そうするうちにウエストの大将が討ち取られ、サウス寮チームの勝利で幕が降りた。
全員で一緒にフィールドを一周し、拍手に送られ、厩舎に向かう。
マックスはとにかく疲れ切っていた。体もきついけど、メンタルが更にきつかった。
そこから一時間が、昼食の休憩時間に当てられる。
マックスが観覧席を探すと、ランス伯爵達が手を振っていた。興奮で目が輝いている。
「マックス、すごいじゃないか。馬の扱いが巧みで驚いたよ。すごく恰好がよかった」
「楽しそうで、チームメイトとも仲が良くて、よかったわ」
侍従達が、木陰に簡易テーブルとイスを運び、食事の用意をしている。彼らも楽しそうで、にこにこしている。冷たい料理ばかりの簡単な食事だけど、すごく美味しい。お腹が空いているし、気分が疲れているので、オレンジジュースが最高にうまいし、食後のチョコレートがあちこちを癒してくれる。
目いっぱい食べた。満腹して満足して、満たされるってこういうのを言うんだろうな。マックスはしみじみと思う。
そして、ふと、先ほど疑問に思った事を聞いてみた。
「キースがジョン王太子に打ちかかって行ったけど、あれは大丈夫なんでしょうか」
「ああ、問題ないよ。昔のサイラス殿下にも、グレッグが全く遠慮なく接していたからね。懐かしいな」
「お父様は、どうだったのですか?」
「アトレーは少し遠慮していたかな? それが逆に、サイラス殿下には寂しかったらしいけどね」
はあ、ということは、キースのあれはグレッグ伯父さんに似たということか?
まだまだ、キースのことが全然わかっていない。
でもマックスだって、グレッグ伯父さんと血の繫がりがあるのだ。改めて、キースとはとても濃い血縁関係なんだと認識した。

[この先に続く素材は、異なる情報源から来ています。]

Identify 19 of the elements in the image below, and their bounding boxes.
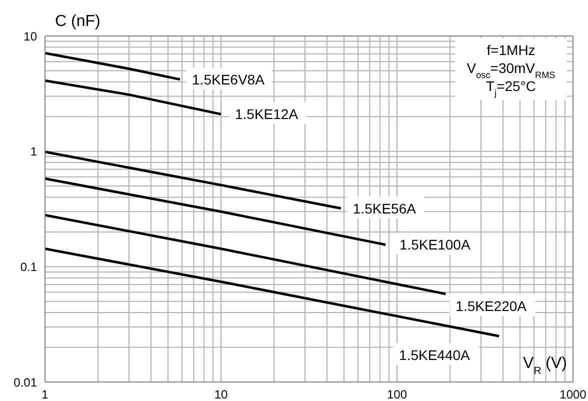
series-label: 1.5KE56A xyxy=(352,200,417,216)
x-tick-label: 100 xyxy=(386,388,408,401)
annotation: V$_{osc}$=30mV$_{RMS}$ xyxy=(466,60,556,80)
x-tick-label: 1000 xyxy=(560,388,587,401)
annotation: f=1MHz xyxy=(486,42,536,58)
annotation: T$_{j}$=25°C xyxy=(486,78,536,98)
y-tick-label: 1 xyxy=(30,144,38,159)
y-tick-label: 0.1 xyxy=(20,260,38,274)
series-label: 1.5KE220A xyxy=(456,298,528,314)
series-label: 1.5KE440A xyxy=(399,347,471,364)
y-tick-label: 10 xyxy=(24,29,38,44)
x-axis-title: V$_{R}$ (V) xyxy=(523,355,567,376)
series-label: 1.5KE6V8A xyxy=(192,71,266,88)
series-label: 1.5KE12A xyxy=(235,106,299,122)
y-tick-label: 0.01 xyxy=(14,375,38,390)
series-label: 1.5KE100A xyxy=(399,236,471,253)
x-tick-label: 10 xyxy=(214,388,228,401)
x-tick-label: 1 xyxy=(42,388,49,401)
y-axis-title: C (nF) xyxy=(55,13,100,30)
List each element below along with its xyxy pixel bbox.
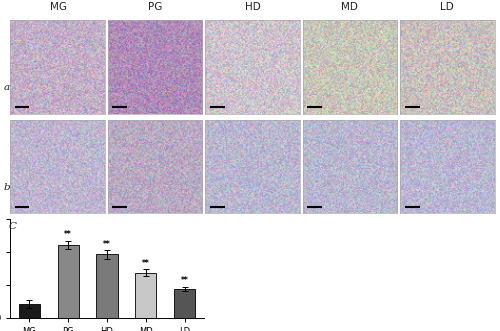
Bar [96,255,117,318]
Bar [174,289,195,318]
Text: a: a [4,83,10,92]
Text: MG: MG [50,2,67,12]
Text: C: C [8,222,16,231]
Bar [58,245,79,318]
Text: **: ** [64,230,72,239]
Text: **: ** [142,259,150,268]
Text: **: ** [180,276,188,285]
Text: PG: PG [148,2,162,12]
Text: b: b [4,182,10,192]
Text: HD: HD [244,2,260,12]
Text: MD: MD [341,2,358,12]
Text: **: ** [103,240,111,249]
Bar [19,304,40,318]
Text: LD: LD [440,2,454,12]
Bar [135,272,156,318]
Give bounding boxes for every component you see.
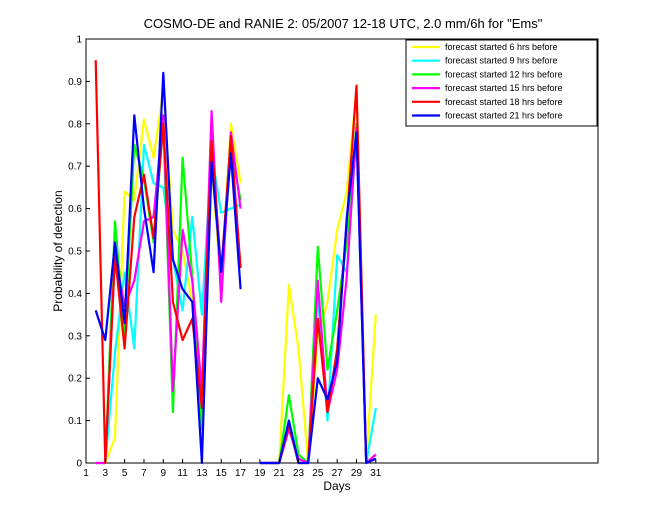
x-tick-label: 9 [161, 468, 167, 479]
series-line-2 [95, 131, 377, 465]
y-axis-ticks: 0 0.1 0.2 0.3 0.4 0.5 0.6 0.7 0.8 0.9 1 [68, 35, 90, 470]
legend-box [405, 39, 598, 127]
y-tick-label: 0.5 [68, 247, 82, 258]
y-tick-label: 0.8 [68, 119, 82, 130]
series-layer [94, 60, 377, 465]
y-tick-label: 0.1 [68, 416, 82, 427]
x-axis-ticks: 1 3 5 7 9 11 13 15 17 19 21 23 25 27 29 31 [83, 459, 382, 479]
x-tick-label: 1 [83, 468, 89, 479]
legend-label-1: forecast started 6 hrs before [445, 42, 558, 52]
legend: forecast started 6 hrs before forecast st… [405, 39, 598, 127]
y-axis-label: Probability of detection [51, 190, 65, 311]
legend-label-5: forecast started 18 hrs before [445, 97, 563, 107]
x-tick-label: 31 [370, 468, 382, 479]
y-tick-label: 0.3 [68, 331, 82, 342]
chart-title: COSMO-DE and RANIE 2: 05/2007 12-18 UTC,… [144, 16, 543, 31]
y-tick-label: 0.6 [68, 204, 82, 215]
x-tick-label: 21 [274, 468, 286, 479]
y-tick-label: 0.2 [68, 374, 82, 385]
y-tick-label: 0.4 [68, 289, 82, 300]
x-tick-label: 11 [177, 468, 188, 479]
x-tick-label: 13 [196, 468, 208, 479]
x-tick-label: 7 [141, 468, 147, 479]
x-tick-label: 19 [254, 468, 266, 479]
y-tick-label: 0.9 [68, 77, 82, 88]
y-tick-label: 0 [76, 459, 82, 470]
x-tick-label: 25 [312, 468, 324, 479]
x-tick-label: 5 [122, 468, 128, 479]
x-tick-label: 17 [235, 468, 247, 479]
y-tick-label: 0.7 [68, 162, 82, 173]
x-tick-label: 3 [103, 468, 109, 479]
x-tick-label: 29 [351, 468, 363, 479]
x-tick-label: 27 [332, 468, 344, 479]
x-axis-label: Days [323, 479, 350, 493]
legend-label-2: forecast started 9 hrs before [445, 56, 558, 66]
y-tick-label: 1 [76, 35, 82, 46]
x-tick-label: 15 [216, 468, 228, 479]
legend-label-6: forecast started 21 hrs before [445, 111, 563, 121]
x-tick-label: 23 [293, 468, 305, 479]
legend-label-4: forecast started 15 hrs before [445, 83, 563, 93]
legend-label-3: forecast started 12 hrs before [445, 69, 563, 79]
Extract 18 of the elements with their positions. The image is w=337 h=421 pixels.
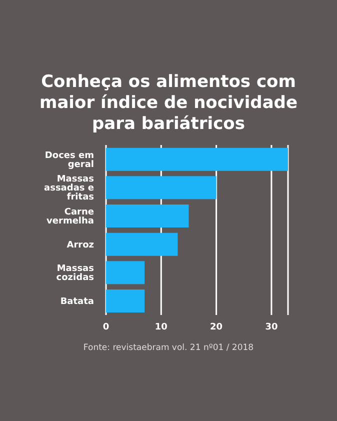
bar	[106, 176, 216, 200]
y-tick-label: Batata	[60, 297, 94, 308]
bar	[106, 261, 145, 284]
bar	[106, 204, 189, 228]
y-tick-label: Carne vermelha	[46, 208, 94, 227]
y-tick-label: Massas cozidas	[56, 264, 94, 284]
x-tick-label: 30	[265, 322, 278, 332]
y-tick-label: Arroz	[66, 240, 94, 250]
source-note: Fonte: revistaebram vol. 21 nº01 / 2018	[82, 343, 255, 353]
bar	[106, 148, 288, 171]
x-tick-label: 20	[210, 322, 223, 332]
bar	[106, 290, 145, 312]
chart-title: Conheça os alimentos com maior índice de nocividade para bariátricos	[38, 72, 298, 135]
y-tick-label: Massas assadas e fritas	[44, 174, 94, 203]
x-tick-label: 10	[154, 322, 168, 332]
y-tick-label: Doces em geral	[44, 150, 94, 170]
bar	[106, 232, 178, 256]
x-tick-label: 0	[102, 322, 110, 332]
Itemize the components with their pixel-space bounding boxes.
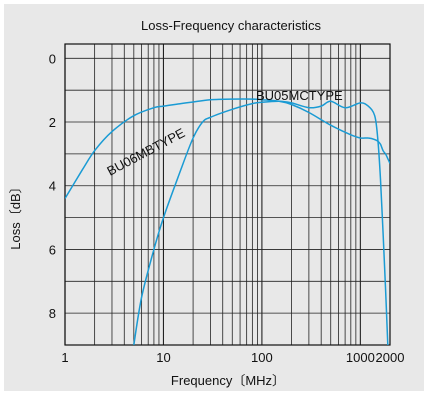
y-tick-label: 4: [49, 179, 56, 194]
tick-labels: 1 10 100 1000 2000 0 2 4 6 8: [49, 51, 405, 365]
y-tick-label: 8: [49, 306, 56, 321]
grid: [64, 44, 391, 346]
x-axis-label: Frequency〔MHz〕: [171, 373, 285, 388]
x-tick-label: 1: [61, 350, 68, 365]
x-tick-label: 100: [251, 350, 273, 365]
chart-frame: [4, 4, 424, 391]
y-tick-label: 2: [49, 115, 56, 130]
x-tick-label: 1000: [346, 350, 375, 365]
y-axis-label: Loss〔dB〕: [8, 180, 23, 249]
series-lines: [65, 98, 390, 345]
x-tick-label: 2000: [376, 350, 405, 365]
annotation-bu05mctype: BU05MCTYPE: [256, 88, 343, 103]
series-line-bu06mbtype: [65, 98, 390, 199]
annotation-bu06mbtype: BU06MBTYPE: [104, 125, 187, 179]
chart-title: Loss-Frequency characteristics: [141, 18, 321, 33]
series-line-bu05mctype: [133, 100, 389, 345]
y-tick-label: 0: [49, 51, 56, 66]
y-tick-label: 6: [49, 242, 56, 257]
x-tick-label: 10: [156, 350, 170, 365]
plot-area-border: [64, 43, 391, 346]
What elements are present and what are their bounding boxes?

近くを通りかかる人々が、マックスを見ている。見られることに慣れているマックスは、それも気にならないが、容姿に目を留める以上の、何かが感じられる。
キースとの関係についてか、今日の活躍についてか、色々混ざっているようだ。
そこに、男性が二人の娘と息子を連れて近付いて来た。
礼儀正しく、ランス伯爵達に挨拶し、紹介を頼んだ。
「マックス。こちらはお前の叔母のソフィの夫で、モートン侯爵家のニコラス殿だ。
ご挨拶して」
「はじめまして。マックス・ハリルです」
「僕の事はニコラス伯父さんと呼んでくれると嬉しいな。
この子たちは君の従妹弟だよ。マリベルとルース、ハーレイだ。これからよろしくね」
子供たちが、順番に挨拶する。一番小さい男の子が一番うれしそうにしている。女の子たちは、不審顔というか、不思議な表情をしている。
娘たちの様子を見て、ニコラスが言った。
「キースと似すぎていて、変な気分になるんだろうね。僕だって、戸惑うよ。本当に似ているんだね」
それにはランス伯爵が答えた。
「双子でもないのに不思議なことですね。でも、大人になれば変わるでしょう。生活と性格が容姿を変えていくものだから」
それはマックスにとって、気分が落ち込む話だった。生活はキースより下になるし、性格は彼にかなう気がしない。それが容姿に表われると、どうなるんだろうと考えてしまったからだ。
ニコラスがにこにこして、マックスを見つめた。
「そうですね。今でも、マックスの方がキースより落ちついた雰囲気を持っている。まったく同じではないですね」
「僕の方が落ち着いている? ああ、そういう風に言われると悪くないですね」
マックスは素直にそう口に出していた。
この男性の言葉は気持ち良く心に届く。
今日は気持ちの上がり下がりが激しい。やはり疲れる日だ。